И терем отгрохал — дай боже, мы с ближними поместимся без проблем, по-летнему-то времени и в сенях спать хорошо.

— И давно ли отстроился?

— Как землицу собрал, так и начал, года не прошло.

— Быстро…

— Отче Ипатий освятил.

Вот жучара! Ну, тогда все ясно — Ипатий у нас за нового чудотворца идет, мужики после его явления работали, небось, как на возведении церкви, добровольно и с песнями.

Переночевали мы отлично — я тяпнул зверобойной настойки перед сном и вдохнул суховатый запах травок, пучками висевших в углах горницы. Вдали погромыхивала гроза, в доме тихонько шуршали мышки, два раза вызвав мряв господского кота.

Кот этот утром явил свой улов, выложив у хозяйской спальни несколько задушенных полевок и уселся над ними с гордым видом, умывая свою злодейскую морду. Вот ей-богу, звери похожи на хозяев — и эта черная животина похожа на Волка, как и несколько других кошаков во дворе. Не видел, но готов побиться об заклад, что на Волка похожи и некоторые дети у челяди, уж больно зазывно стреляли глазками на братца сенные и дворовые девки, да и выглядели они как на подбор — крепкие, румяные, синеглазые…

Так, хватит заглядываться, Маша рядом.

На большой соколиный лов подтянулись и местные серпуховские бояры, да кое-то даже из Москвы сподобился нас догнать. Надеюсь, город впусте не остался.

Навезли птиц, хвастались — у кого добычливее, у кого бубенчики серебряные, у кого кречет красный…

Красный — потому, что белый. Вот так, это Россия, страна парадоксов. Самыми красивыми считаются именно белые кречеты с черными глазами, северные птицы. Отлавливают их люди особой профессии или даже сословия — двинские помытчики. У крупных кречетов размах крыльев — метра полтора, сажень, как руки у человека. И охота с ними самая престижная. Вот не будь Ганза такой жадной и наглой, можно было бы организовать серьезные поставки к европейским дворам, там кречеты ценятся весьма высоко… Но нет, продаем лишь изредка, правда, исключительно за золото.

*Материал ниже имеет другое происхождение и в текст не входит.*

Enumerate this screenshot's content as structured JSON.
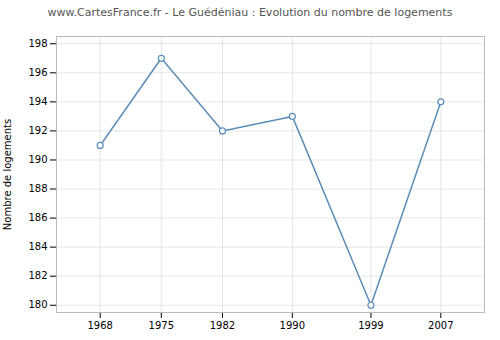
{
  "chart_data": {
    "type": "line",
    "title": "www.CartesFrance.fr - Le Guédéniau : Evolution du nombre de logements",
    "ylabel": "Nombre de logements",
    "x": [
      1968,
      1975,
      1982,
      1990,
      1999,
      2007
    ],
    "values": [
      191,
      197,
      192,
      193,
      180,
      194
    ],
    "color": "#5b8db8",
    "marker": "circle",
    "xlim": [
      1963,
      2012
    ],
    "xticks": [
      1968,
      1975,
      1982,
      1990,
      1999,
      2007
    ],
    "ylim": [
      179.5,
      198.5
    ],
    "yticks": [
      180,
      182,
      184,
      186,
      188,
      190,
      192,
      194,
      196,
      198
    ],
    "grid": true
  }
}
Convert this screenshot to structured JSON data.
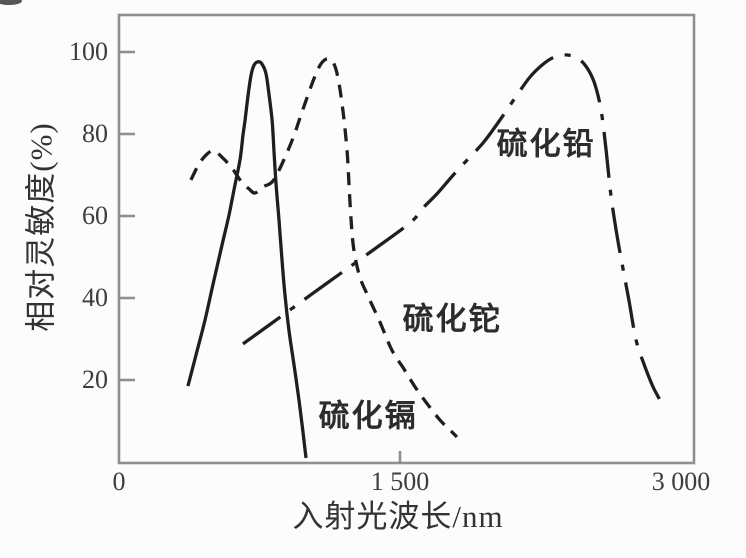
{
  "page": {
    "background": "#fcfcfc"
  },
  "colors": {
    "curve": "#1f1f1f",
    "axis": "#8f8f8f",
    "tick_text": "#3c3c3c",
    "label_text": "#2c2c2c"
  },
  "chart_data": {
    "type": "line",
    "title": "",
    "xlabel": "入射光波长/nm",
    "ylabel": "相对灵敏度(%)",
    "xlim": [
      0,
      3070
    ],
    "ylim": [
      0,
      109
    ],
    "grid": false,
    "legend": "none (labels annotated on curves)",
    "x_ticks": [
      {
        "value": 0,
        "label": "0",
        "mark": false
      },
      {
        "value": 1500,
        "label": "1 500",
        "mark": true
      },
      {
        "value": 3000,
        "label": "3 000",
        "mark": false
      }
    ],
    "y_ticks": [
      {
        "value": 20,
        "label": "20",
        "mark": true
      },
      {
        "value": 40,
        "label": "40",
        "mark": true
      },
      {
        "value": 60,
        "label": "60",
        "mark": true
      },
      {
        "value": 80,
        "label": "80",
        "mark": true
      },
      {
        "value": 100,
        "label": "100",
        "mark": true
      }
    ],
    "series": [
      {
        "id": "cadmium-sulfide",
        "name": "硫化镉",
        "line_style": "solid",
        "points": [
          [
            368,
            18.5
          ],
          [
            411,
            26.1
          ],
          [
            459,
            34.6
          ],
          [
            507,
            44.4
          ],
          [
            550,
            52.9
          ],
          [
            587,
            60.2
          ],
          [
            619,
            67.6
          ],
          [
            646,
            73.7
          ],
          [
            662,
            79.8
          ],
          [
            673,
            83.4
          ],
          [
            689,
            89.5
          ],
          [
            705,
            94.4
          ],
          [
            721,
            96.8
          ],
          [
            742,
            97.6
          ],
          [
            763,
            97.1
          ],
          [
            785,
            94.6
          ],
          [
            801,
            89.5
          ],
          [
            817,
            83.4
          ],
          [
            827,
            76.1
          ],
          [
            838,
            68.0
          ],
          [
            854,
            59.0
          ],
          [
            870,
            49.3
          ],
          [
            886,
            40.7
          ],
          [
            907,
            32.2
          ],
          [
            934,
            23.7
          ],
          [
            961,
            15.1
          ],
          [
            982,
            7.3
          ],
          [
            998,
            1.0
          ]
        ]
      },
      {
        "id": "thallium-sulfide",
        "name": "硫化铊",
        "line_style": "dashed",
        "points": [
          [
            384,
            68.8
          ],
          [
            427,
            72.7
          ],
          [
            470,
            75.1
          ],
          [
            507,
            75.9
          ],
          [
            555,
            74.1
          ],
          [
            603,
            71.7
          ],
          [
            651,
            68.5
          ],
          [
            694,
            66.6
          ],
          [
            726,
            65.6
          ],
          [
            769,
            67.1
          ],
          [
            817,
            68.3
          ],
          [
            860,
            71.7
          ],
          [
            929,
            79.0
          ],
          [
            971,
            84.6
          ],
          [
            1014,
            90.2
          ],
          [
            1046,
            94.1
          ],
          [
            1078,
            97.1
          ],
          [
            1110,
            98.3
          ],
          [
            1142,
            97.6
          ],
          [
            1169,
            93.7
          ],
          [
            1196,
            85.4
          ],
          [
            1217,
            76.1
          ],
          [
            1228,
            67.6
          ],
          [
            1239,
            59.0
          ],
          [
            1254,
            51.7
          ],
          [
            1286,
            45.1
          ],
          [
            1334,
            40.0
          ],
          [
            1393,
            34.1
          ],
          [
            1457,
            27.3
          ],
          [
            1521,
            22.7
          ],
          [
            1585,
            18.0
          ],
          [
            1650,
            13.9
          ],
          [
            1714,
            10.2
          ],
          [
            1767,
            7.8
          ],
          [
            1804,
            6.1
          ]
        ]
      },
      {
        "id": "lead-sulfide",
        "name": "硫化铅",
        "line_style": "dashdot",
        "points": [
          [
            662,
            28.8
          ],
          [
            880,
            36.0
          ],
          [
            1100,
            43.3
          ],
          [
            1320,
            50.5
          ],
          [
            1553,
            58.3
          ],
          [
            1617,
            61.7
          ],
          [
            1697,
            65.4
          ],
          [
            1794,
            70.5
          ],
          [
            1874,
            74.4
          ],
          [
            1943,
            77.8
          ],
          [
            2007,
            81.7
          ],
          [
            2071,
            85.9
          ],
          [
            2135,
            90.2
          ],
          [
            2194,
            93.9
          ],
          [
            2253,
            96.6
          ],
          [
            2311,
            98.5
          ],
          [
            2370,
            99.3
          ],
          [
            2434,
            98.8
          ],
          [
            2488,
            96.8
          ],
          [
            2536,
            92.7
          ],
          [
            2573,
            85.9
          ],
          [
            2600,
            76.1
          ],
          [
            2626,
            65.1
          ],
          [
            2658,
            55.4
          ],
          [
            2690,
            47.3
          ],
          [
            2722,
            39.5
          ],
          [
            2760,
            29.8
          ],
          [
            2808,
            23.2
          ],
          [
            2851,
            18.3
          ],
          [
            2888,
            15.1
          ]
        ]
      }
    ],
    "annotations": [
      {
        "id": "cadmium-sulfide",
        "text": "硫化镉",
        "x": 1330,
        "y": 12.0
      },
      {
        "id": "thallium-sulfide",
        "text": "硫化铊",
        "x": 1778,
        "y": 35.6
      },
      {
        "id": "lead-sulfide",
        "text": "硫化铅",
        "x": 2280,
        "y": 78.3
      }
    ]
  }
}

Взвивались вверх птицы, трепыхались за ними замшевые ленточки-путцы, звякали бубенчики. Юрку за вчерашнего дрозда новоприбывшие захвалили так, что пришлось сына прятать — испортят же парня, льстецы придворные!

Мало-помалу вся круговерть смещалась в сторону протвинских болот, где предполагалась охота на водоплавающих и водопрыгающих или как там гуси-лебеди называются?